但这个修正后的script是无法直接用于修复OX-7中已有的失误的，用简单替换的方法也不行，因为音标字符再映射回去存在一对多的关系。

我想出来的解决办法是重新生成一份正确的音标字典（dict），然后对OX-7中单词的音标查表替换，音标字典的原始形式略如下所示：

★zero | /ˈzɪərəʊ; ˈzɪro/
★zest | /zest; zɛst/
★zestful | /-fʊl; -fəl/
★zestfully | /-fʊlɪ; -fəlɪ/
★zigzag | /ˈzɪgzæg; ˈzɪɡzæɡ/
★zillion | /ˈzɪlɪən; ˈzɪljən/
★zinc | /zɪŋk; zɪŋk/
★zing | /zɪŋ; zɪŋ/
★Zion | /ˈzaɪən; ˈzaɪən/
★Zionism | /ˈzaɪənɪzəm; ˈzaɪənˌɪzəm/
★Zionist | /ˈzaɪənɪst; ˈzaɪənɪst/
★zip | /zɪp; zɪp/
★Zip code | /ˈzɪp kəʊd; ˈzɪpˌkod/
★zircon | /ˈzɜːkɒn; ˈzɝˌkɑn/
★zither | /ˈzɪðə(r); ˈzɪðɚ/
★zodiac | /ˈzəʊdɪæk; ˈzodɪˌæk/
★zodiacal | /zəʊˈdaɪəkl; zoˈdaɪəkl/
★zombie | /ˈzɒmbɪ; ˈzɑmbɪ/
★zone | /zəʊn; zon/
★zonal | /ˈzəʊnl; ˈzonl/
★zonked | /zɒŋkt; zɑŋkt/
★zoo | /zuː; zu/
★zoology | /zəʊˈɒlədʒɪ; zoˈɑlədʒɪ/
★zoological | /ˌzəʊəˈlɒdʒɪkl; ˌzoəˈlɑdʒɪkl/
★zoologically | /-klɪ; -klɪ/
★zoologist | /zəʊˈɒlədʒɪst; zoˈɑlədʒɪst/
★zoom | /zuːm; zum/
★zoophyte | /ˈzəʊəfaɪt; ˈzoəˌfaɪt/
★zucchini | /zʊˈkiːnɪ; zuˈkinɪ/
★Zulu | /ˈzuːluː; ˈzulu/

查表替换则用如下代码：

#!/usr/bin/env python
# -*- coding: utf-8 -*-


import re


def converter(match):
    ph_dict ={}

    file_erratum = r'C:\Users\xxx\Desktop\ph.txt'
    with open(file_erratum, 'r', encoding='UTF-8') as fe:
        text_list = fe.readlines()
        for row in text_list:
            ph_dict[row.split('|')[0]] = row.split('|')[1]

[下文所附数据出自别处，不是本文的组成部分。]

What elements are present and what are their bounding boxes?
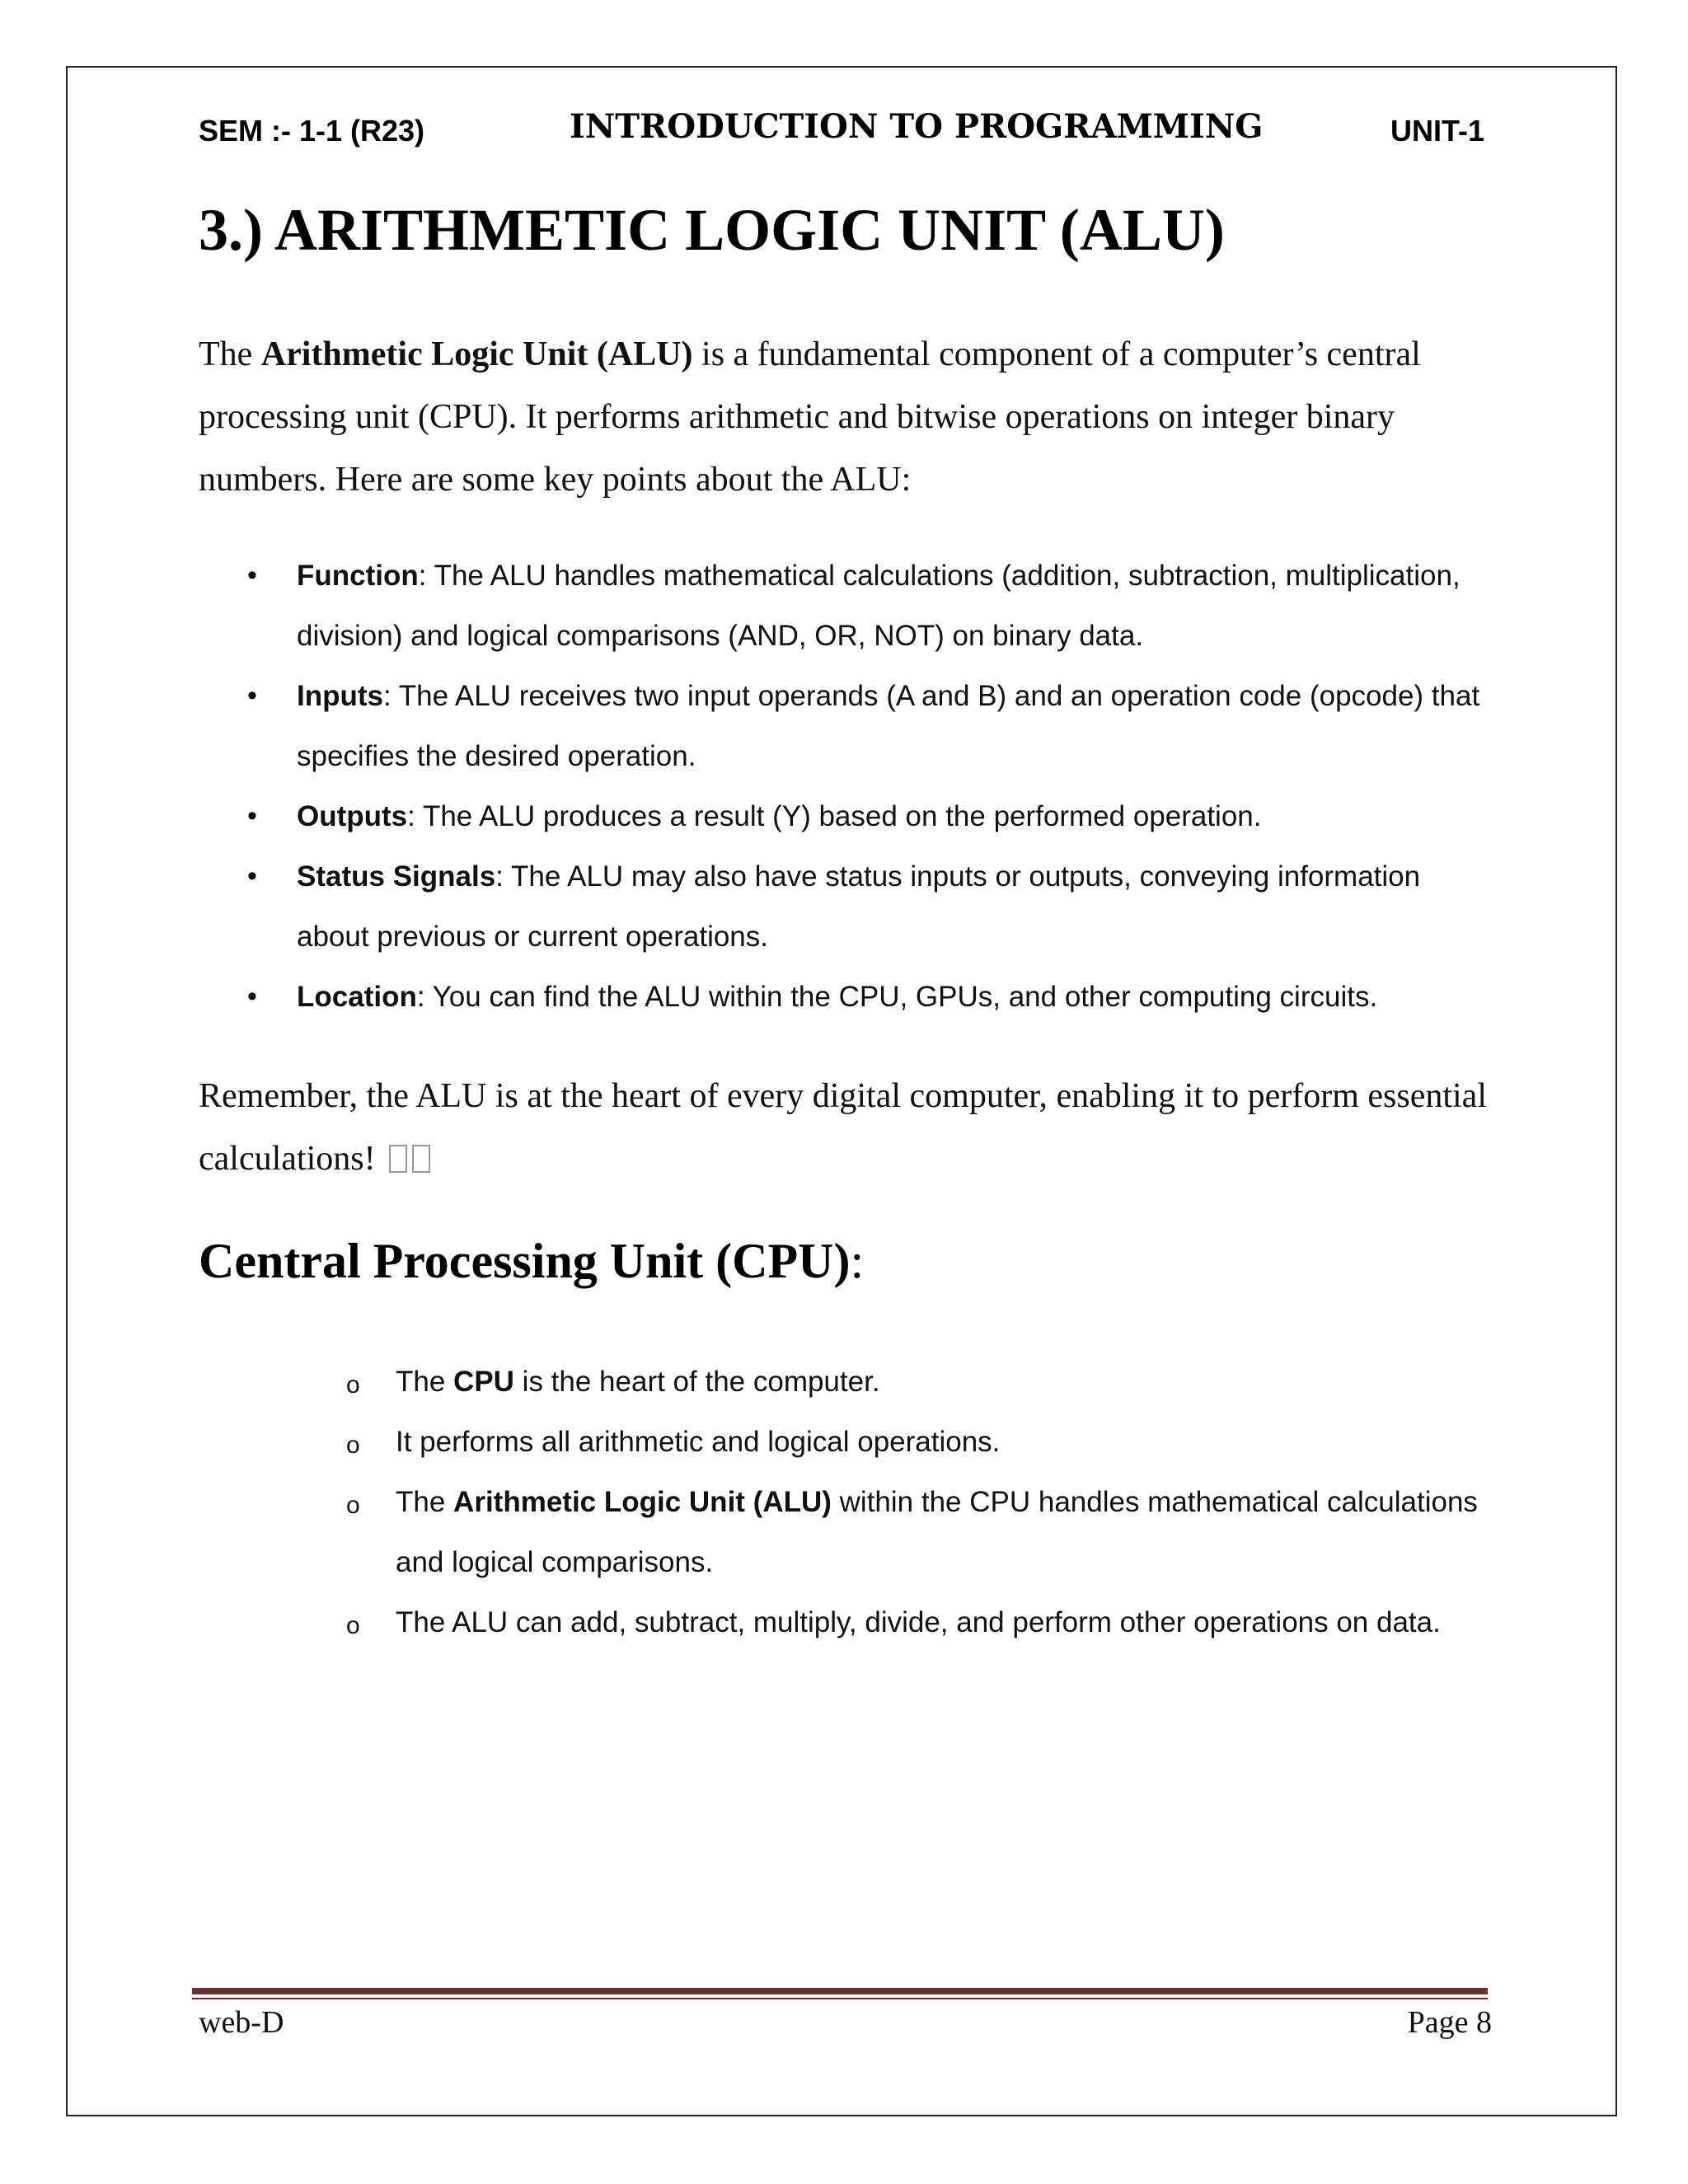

    headword = match.group(1)
    phonetic = match.group(2)

    if headword in ph_dict:
        correct_symbol = headword + '\n' + ph_dict[headword].strip() + ' '
        print(correct_symbol)

    else:
        correct_symbol = match.group()

    return correct_symbol


def main():
    file_src = r'C:\Users\xxx\Desktop\OX-7.txt'
    file_dst = r'C:\Users\xxx\Desktop\OX-8.txt'

    with open(file_src, 'r', encoding='UTF-8') as f:
        text = f.read()

        p = re.compile('(★.*?)\n(/.{1,60}?; .{1,40}?/ )')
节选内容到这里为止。